Es ist schwer, in irgend einem Lande auf einen Gelehrten von ausgezeichneterem Wesen zu stoßen, [169] als Jakobi's Wesen ist; denn mit allen Vorzügen der Gestalt und des Glücks hat er sich, von Jugend an, seit 42 Jahren dem Nachdenken gewidmet. Gewöhnlich ist die Philosophie ein Trost oder ein Asyl; aber wer sie wählt, wenn alle Umstände ihm große Erfolge in der Welt verheißen, verdient nur um so größere Achtung. Von seinem Charakter zur Anerkennung der Macht des Gefühls hingezogen, hat sich Jacobi mit abstrakten Ideen beschäftigt, besonders um ihre Unzulänglichkeit darzuthun. Seine Schriften über die Metaphysik werden in Deutschland sehr geschätzt; indeß ist sein Ruf als großer Moralist am meisten verbreitet.

Er war der Erste, der die auf den Eigennutz gegründete Moral bestritt, und indem er der seinigen ein philosophisch betrachtetes religiöses Gefühl zum Princip gab, bildete er eine von der Kantischen verschiedene Lehre, sofern jene alles auf das unbeugsame Gesetz der Pflicht bezieht; und eben so verschieden war seine Lehre von der der neuen Metaphysiker, welche, wie ich bemerkt habe, das Mittel suchen, die wissenschaftliche Strenge auf die Theorie der Tugend anzuwenden.

Schiller sagt in einem Epigramm auf das Kantische Moral-System: Es macht mir Freude, meinen Freunden zu dienen; es ist mir angenehm, meine Pflichten zu erfüllen; nur das beunruhigt mich, daß ich alsdann nicht tugendhaft bin. Dieser Spott schließt einen tiefen Sinn in sich; denn, obgleich das Glück nie der Zweck der Pflichterfüllung seyn darf: so ist doch die innere Zufriedenheit, welche sie verursacht, gerade das, was man die Seligkeit der Tugend nennen kann. Dies Wort (Seligkeit) hat etwas von seiner Würde verloren; aber man [170] muß sich seiner wieder bedienen, denn man ist genöthigt, die Art von Eindrücken zu bezeichnen, welche die Glückseligkeit, oder wenigstens das Vergnügen, einem sanfteren und reineren Gemüthszustande aufopfern macht.

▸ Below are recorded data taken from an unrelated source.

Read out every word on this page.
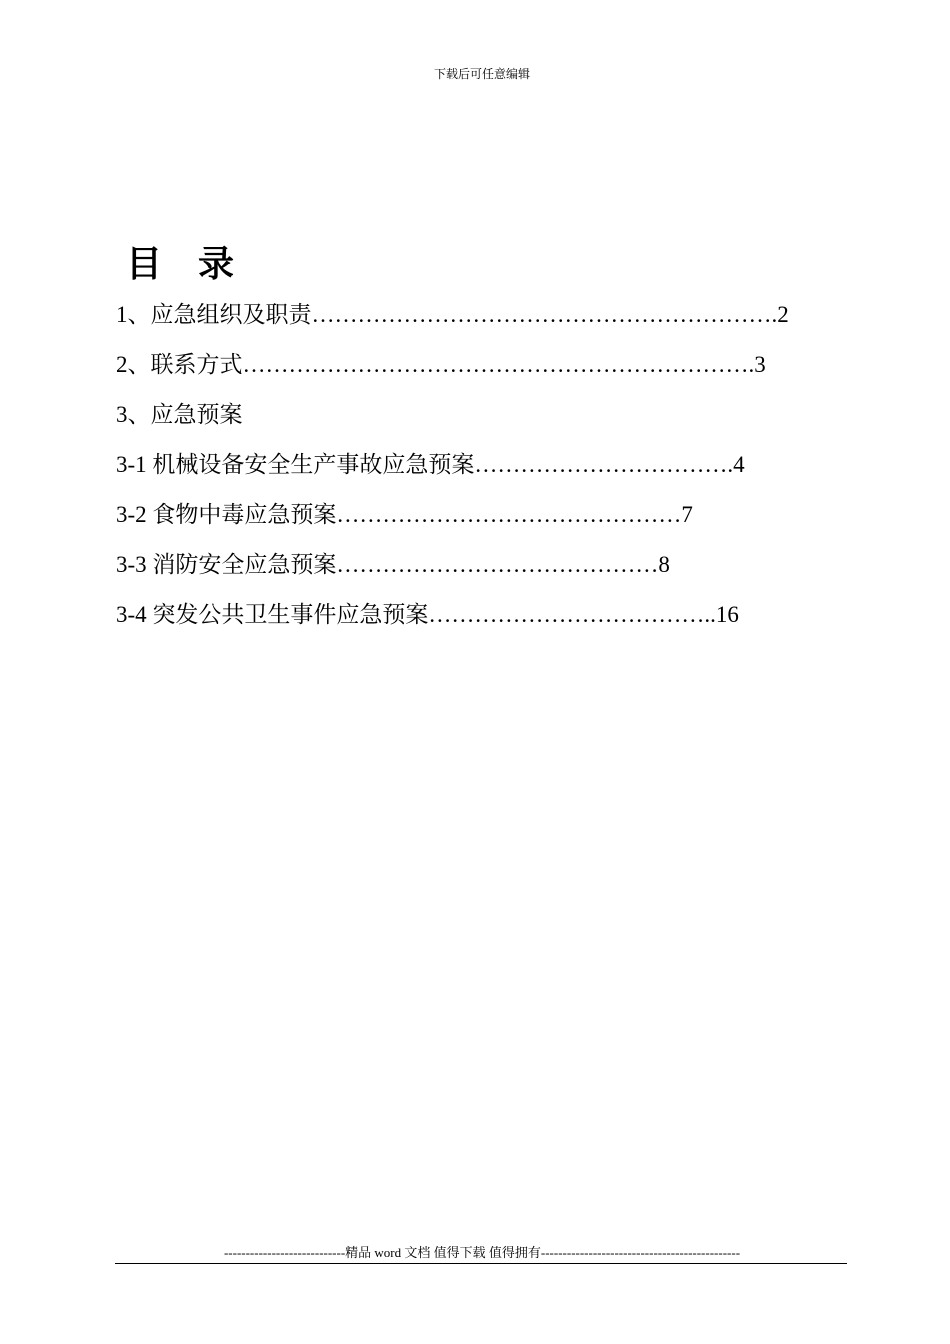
下载后可任意编辑
目　录
1、应急组织及职责 …………………………………………………… .2
2、联系方式 ………………………………………………………… .3
3、应急预案
3-1 机械设备安全生产事故应急预案 …………………………… .4
3-2 食物中毒应急预案 ……………………………………… 7
3-3 消防安全应急预案 …………………………………… 8
3-4 突发公共卫生事件应急预案 ……………………………… ..16
----------------------------精品 word 文档 值得下载 值得拥有----------------------------------------------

In Wahrheit, wenn das Gefühl nicht die Moral unterstützt, wie würde sie wohl Gehorsam finden? Wie will man, wenn es nicht durch das Gefühl geschieht, die Vernunft und den Willen vereinigen, so oft dieser Wille unsere Leidenschaften zur Nachgiebigkeit bewegen soll? Ein deutscher Denker hat gesagt: „es gebe keine andere Philosophie, als die christliche Religion;“ und wahrlich, er hat es nicht gesagt, um die Philosophie auszuschließen, sondern nur, weil er überzeugt war, daß die höchsten und die tiefsten Ideen zur Entdeckung der wunderbaren Übereinstimmung dieser Religion mit der Natur des Menschen führen. Zwischen diesen beiden Klassen von Moralisten, von welchen die eine, nemlich die Kantische, alle Handlungen auf unveränderliche Vorschriften bezieht, die andere, nemlich die Jacobische, verlangt, daß alles der Entscheidung des Gefühls überlassen werden müsse, – zwischen diesen Klassen, sag' ich, scheint das Christenthum den Wunderpunkt anzugeben, wo das positive Gesetz nicht die Eingebung des Herzens, und diese nicht das positive Gesetz ausschließt.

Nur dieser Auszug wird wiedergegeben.